Hi folks,

this is not a university level question, but it is calculus so I hope it's ok here.

A ship is to make a voyage of 200 km at a constant speed. When the speed of the ship is v km/h the cost is $ v^2 + \frac{4000}{v} $ USD per hour.

Find the speed at which the ship should travel so that the cost of the voyage is a minimum.

So, we have a cost function in terms of velocity, so my first try was to differentiate the cost with respect to the velocity

$ \frac{d (cost)}{dv} = 2v - 4000v^-2 $ i.e. $v^3 = 2000$ therefore v = 12.6 km/h

$ \frac {d^2 (cost)}{dv^2}$ is > 0 so the first differential is a minimum as required.

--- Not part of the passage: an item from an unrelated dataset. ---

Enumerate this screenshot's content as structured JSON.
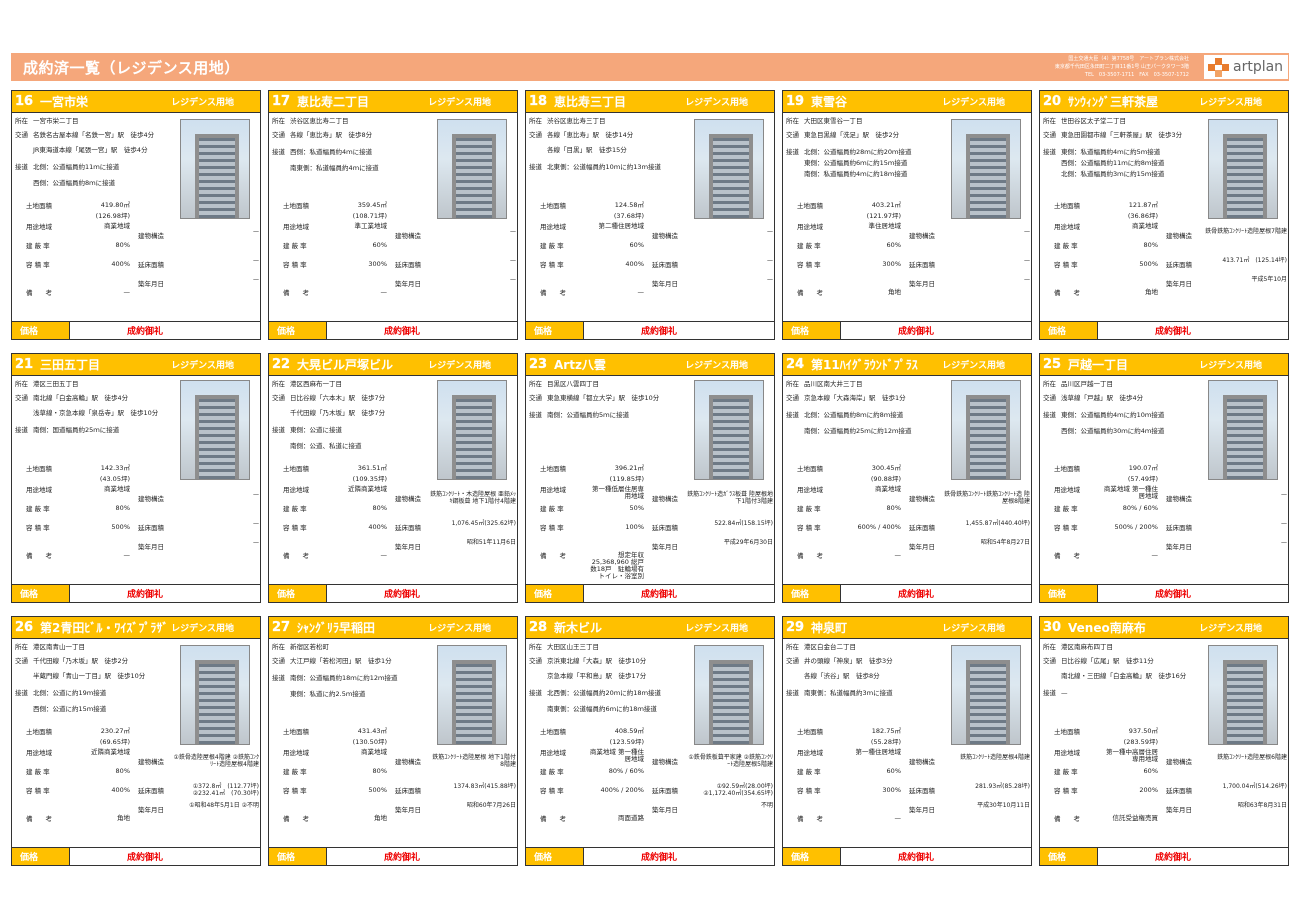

I was concerned that I did not used the distance information (200km) and even more concerned that the answer was wrong anyway.

So, I decided to try velocity = distance / time i.e. $v = \frac{200}{t}$ where t is the time in hours and substitute this in the cost function

cost = $ (\frac{200}{t})^2 + 20.t $

To minimise the cost $ \frac{d (cost)}{dt} = -80,000 t^-3 + 20.t = 0 $ this gives $ t^3 = 4000$ so t = 15.9 hours

therefore velocity = 200 / 15.9 = 12.6 km/h

you will see that this is the same wrong answer.